С целью отыскать информацию о детском доме, в котором после смерти родителей воспитывалась Анна, и о его эвакуации заехала сначала в районный архив. Его сотрудники разочаровали, сообщив, что таких документов у них нет, и добавили, что в архив обращаются в основном по поводу пенсионных дел.
Следующая остановка — в селе Новобилая, недалеко от Литвиново (в письме В. Монакова сказано, что его мама училась в этом селе). Секретарь сельсовета тоже ничем не порадовала, а директор местной школы Андрей Богачов, гостеприимно принявший у себя дома, уверил, что никаких документов, которые подтверждали бы существование в их селе детского дома довоенного периода, нет и быть не может. Школа новая, от предшественников ничего не передано. К тому же, даже старожилы села об этом детдоме ничего не слышали. Мой собеседник, сам историк, рассказал, что тоже интересуется темой Голодомора 1932— 1933 гг. и в последнее время собирал свидетельства местных жителей об этом событии. Он разыскал информацию о том, что до 1932 г. в их селе проживало около семи тысяч человек, а после 1933 г. их осталось не более трех тысяч. Андрей Алексеевич любезно согласился быть моим проводником.

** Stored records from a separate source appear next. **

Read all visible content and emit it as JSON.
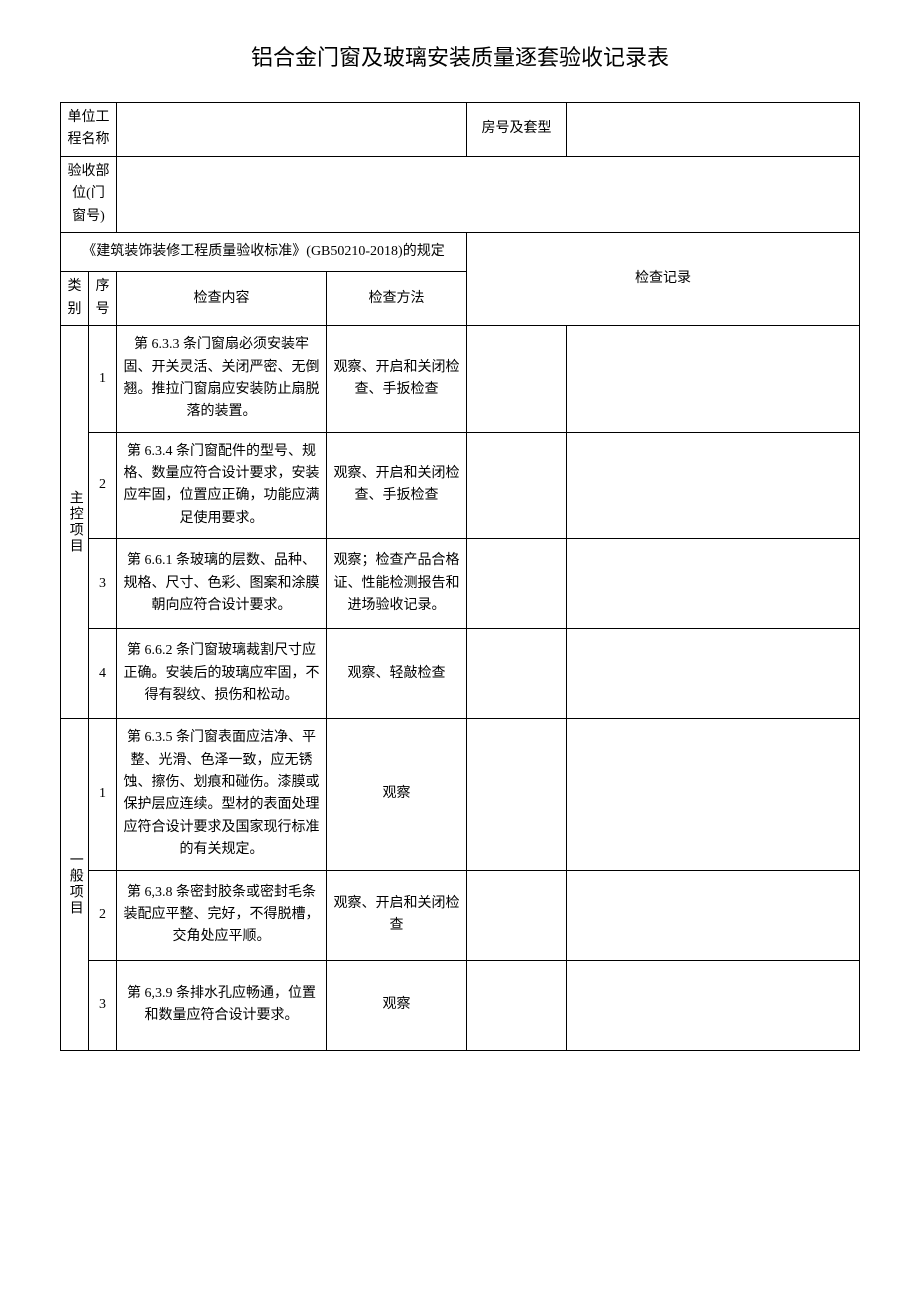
{
  "title": "铝合金门窗及玻璃安装质量逐套验收记录表",
  "header": {
    "projectNameLabel": "单位工程名称",
    "roomLabel": "房号及套型",
    "inspectPartLabel": "验收部位(门窗号)"
  },
  "spec": {
    "standardTitle": "《建筑装饰装修工程质量验收标准》(GB50210-2018)的规定",
    "inspectRecordLabel": "检查记录",
    "categoryLabel": "类别",
    "seqLabel": "序号",
    "contentLabel": "检查内容",
    "methodLabel": "检查方法"
  },
  "categories": {
    "main": "主控项目",
    "general": "一般项目"
  },
  "rows": {
    "m1": {
      "seq": "1",
      "content": "第 6.3.3 条门窗扇必须安装牢固、开关灵活、关闭严密、无倒翘。推拉门窗扇应安装防止扇脱落的装置。",
      "method": "观察、开启和关闭检查、手扳检查"
    },
    "m2": {
      "seq": "2",
      "content": "第 6.3.4 条门窗配件的型号、规格、数量应符合设计要求，安装应牢固，位置应正确，功能应满足使用要求。",
      "method": "观察、开启和关闭检查、手扳检查"
    },
    "m3": {
      "seq": "3",
      "content": "第 6.6.1 条玻璃的层数、品种、规格、尺寸、色彩、图案和涂膜朝向应符合设计要求。",
      "method": "观察；检查产品合格证、性能检测报告和进场验收记录。"
    },
    "m4": {
      "seq": "4",
      "content": "第 6.6.2 条门窗玻璃裁割尺寸应正确。安装后的玻璃应牢固，不得有裂纹、损伤和松动。",
      "method": "观察、轻敲检查"
    },
    "g1": {
      "seq": "1",
      "content": "第 6.3.5 条门窗表面应洁净、平整、光滑、色泽一致，应无锈蚀、擦伤、划痕和碰伤。漆膜或保护层应连续。型材的表面处理应符合设计要求及国家现行标准的有关规定。",
      "method": "观察"
    },
    "g2": {
      "seq": "2",
      "content": "第 6,3.8 条密封胶条或密封毛条装配应平整、完好，不得脱槽，交角处应平顺。",
      "method": "观察、开启和关闭检查"
    },
    "g3": {
      "seq": "3",
      "content": "第 6,3.9 条排水孔应畅通，位置和数量应符合设计要求。",
      "method": "观察"
    }
  }
}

От Новобилой до Литвиново — 15 километров. По дороге мы заехали на пасеку директора школы. Чудесная летняя картина: лес, земляника, полевые цветы... На нашем пути была капитально построенная, но уже давно разрушенная (очевидно, во времена установления здесь советской власти) церковь. Возможно, здесь когда-то крестили и Анну Неласую. Сфотографировала церковь, а также сделала несколько снимков с местными пейзажами, на которых — типичная природа юго- восточной Слобожанщины.

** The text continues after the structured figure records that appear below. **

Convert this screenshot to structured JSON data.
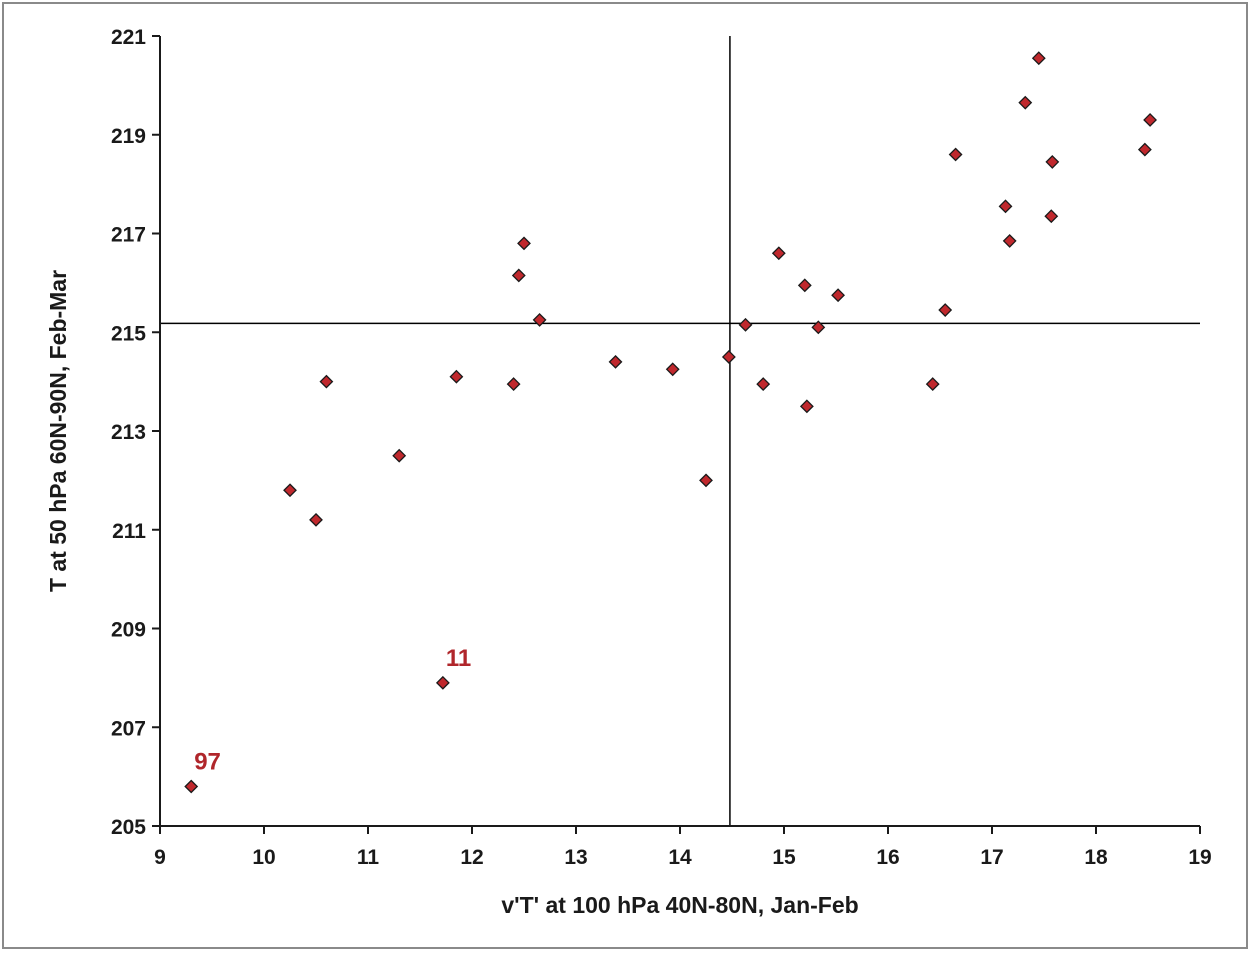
{
  "chart_data": {
    "type": "scatter",
    "title": "",
    "xlabel": "v'T' at 100 hPa 40N-80N, Jan-Feb",
    "ylabel": "T at 50 hPa 60N-90N, Feb-Mar",
    "xlim": [
      9,
      19
    ],
    "ylim": [
      205,
      221
    ],
    "xticks": [
      9,
      10,
      11,
      12,
      13,
      14,
      15,
      16,
      17,
      18,
      19
    ],
    "yticks": [
      205,
      207,
      209,
      211,
      213,
      215,
      217,
      219,
      221
    ],
    "grid": false,
    "marker": "diamond",
    "marker_color": "#c0282d",
    "marker_edge": "#1a1a1a",
    "annotation_color": "#b0262b",
    "reference_lines": {
      "x": 14.48,
      "y": 215.18
    },
    "points": [
      {
        "x": 9.3,
        "y": 205.8
      },
      {
        "x": 10.25,
        "y": 211.8
      },
      {
        "x": 10.5,
        "y": 211.2
      },
      {
        "x": 10.6,
        "y": 214.0
      },
      {
        "x": 11.3,
        "y": 212.5
      },
      {
        "x": 11.72,
        "y": 207.9
      },
      {
        "x": 11.85,
        "y": 214.1
      },
      {
        "x": 12.4,
        "y": 213.95
      },
      {
        "x": 12.45,
        "y": 216.15
      },
      {
        "x": 12.5,
        "y": 216.8
      },
      {
        "x": 12.65,
        "y": 215.25
      },
      {
        "x": 13.38,
        "y": 214.4
      },
      {
        "x": 13.93,
        "y": 214.25
      },
      {
        "x": 14.25,
        "y": 212.0
      },
      {
        "x": 14.47,
        "y": 214.5
      },
      {
        "x": 14.63,
        "y": 215.15
      },
      {
        "x": 14.8,
        "y": 213.95
      },
      {
        "x": 14.95,
        "y": 216.6
      },
      {
        "x": 15.2,
        "y": 215.95
      },
      {
        "x": 15.22,
        "y": 213.5
      },
      {
        "x": 15.33,
        "y": 215.1
      },
      {
        "x": 15.52,
        "y": 215.75
      },
      {
        "x": 16.43,
        "y": 213.95
      },
      {
        "x": 16.55,
        "y": 215.45
      },
      {
        "x": 16.65,
        "y": 218.6
      },
      {
        "x": 17.13,
        "y": 217.55
      },
      {
        "x": 17.17,
        "y": 216.85
      },
      {
        "x": 17.32,
        "y": 219.65
      },
      {
        "x": 17.45,
        "y": 220.55
      },
      {
        "x": 17.57,
        "y": 217.35
      },
      {
        "x": 17.58,
        "y": 218.45
      },
      {
        "x": 18.47,
        "y": 218.7
      },
      {
        "x": 18.52,
        "y": 219.3
      }
    ],
    "annotations": [
      {
        "text": "97",
        "x": 9.3,
        "y": 205.8
      },
      {
        "text": "11",
        "x": 11.72,
        "y": 207.9
      }
    ]
  }
}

Заехав в село Литвиново (оно пока еще значится на карте области), мы увидели пустые хаты-мазанки, часто без крыш, заросшие сорняками. Сегодня здесь уже никого нет, кроме одного мужчины. Живет он здесь временно в одной из покинутых хат, как на даче. Имеет пасеку, косит для своего скота сено. Этот мужчина рассказал, что прошлым летом из России (за горой граница, там начинается территория Кантемировского района Воронежской области) ветром принесло пожар, который сжег уже опустевшие хаты, и они теперь имеют еще более печальный вид, чем до пожара. К сожалению, этот одинокий житель села Литвиново не смог ничего рассказать о тех, кто здесь жил раньше — он не из местных. Зато сказал, что последние старожилы перебрались отсюда к своим детям на соседний хутор Козлов.

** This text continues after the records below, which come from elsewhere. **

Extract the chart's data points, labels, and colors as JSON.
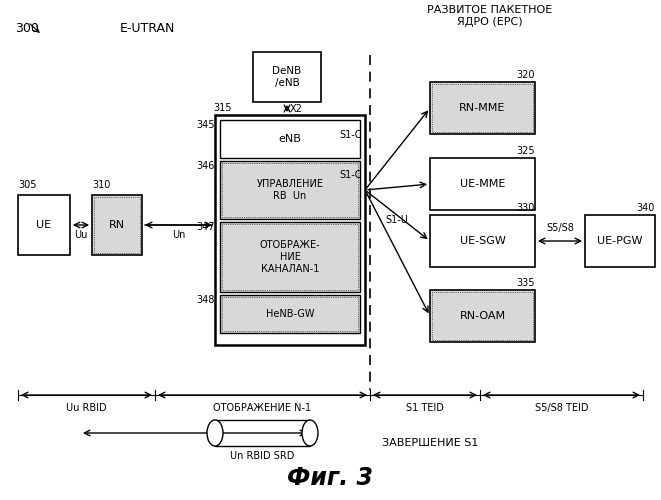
{
  "title": "Фиг. 3",
  "bg_color": "#ffffff",
  "label_300": "300",
  "label_eutran": "E-UTRAN",
  "label_epc_title": "РАЗВИТОЕ ПАКЕТНОЕ\nЯДРО (EPC)",
  "fig_w": 6.61,
  "fig_h": 5.0,
  "dpi": 100
}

До Козлова — 7—8 километров. Там нам посоветовали обратиться к нескольким пожилым женщинам, которые родом из Литвиново, а потому могли быть нашими потенциальными информаторами.
Первая из них — Трембач Мелания Яковлевна, 1925 г. рождения. Замечу, что недалеко от этих сел расположено село Трембачево — до Голодомора 1932—1933 гг. наполненное людом, а сегодня почти мертвое. Мелания Яковлевна вспомнила свою ровесницу Анну Евгеньевну. Они вместе ходили в литвиновскую школу, а когда в Литвиново стало мало детей (вероятно, после Голодомора. — И.М. ) — ходили в козловскую школу. Вспомнила, что у Ани была тетя Дуся, а жила девушка с родителями на околице хутора, «на крайку», возле кладбища. После того как она осталась сиротой, жила у чужих людей. Напоследок бабушка добавила, что уже мало что помнит, и посоветовала обратиться к своей старшей односельчанке — Приське Калмыченковой, которая расскажет больше.
Настоящее имя Приськи Калмыченковой — Безкишкина Ефросинья Федотовна, она 1916 г. рождения. У этой бабушки на удивление хорошая память и здоровый юмор, хотя ей уже за девяносто. Живет она у своей племянницы, за нею хорошо ухаживают. Единственный недостаток старушки — плохой слух, поэтому наши вопросы переводила ей криком родственница. Ефросинья Федотовна подробно рассказала обо всем роде Анны Неласой — ее дедах, родителях, дядях и тетях, братьях и сестрах. Вспомнила, кто на ком был женат, назвала все их имена. Уточнила, что после того, как девочка осталась сиротой, ее сначала забрала к себе тетя Серафима, которая потом отдала ее в приют (его в селе называли «яслями»). По словам рассказчицы, приют был в том же Литвиново, а в соседний Козлов дети продолжали ходить в школу. Аня была умной девочкой, хорошо училась и стремилась к знаниям.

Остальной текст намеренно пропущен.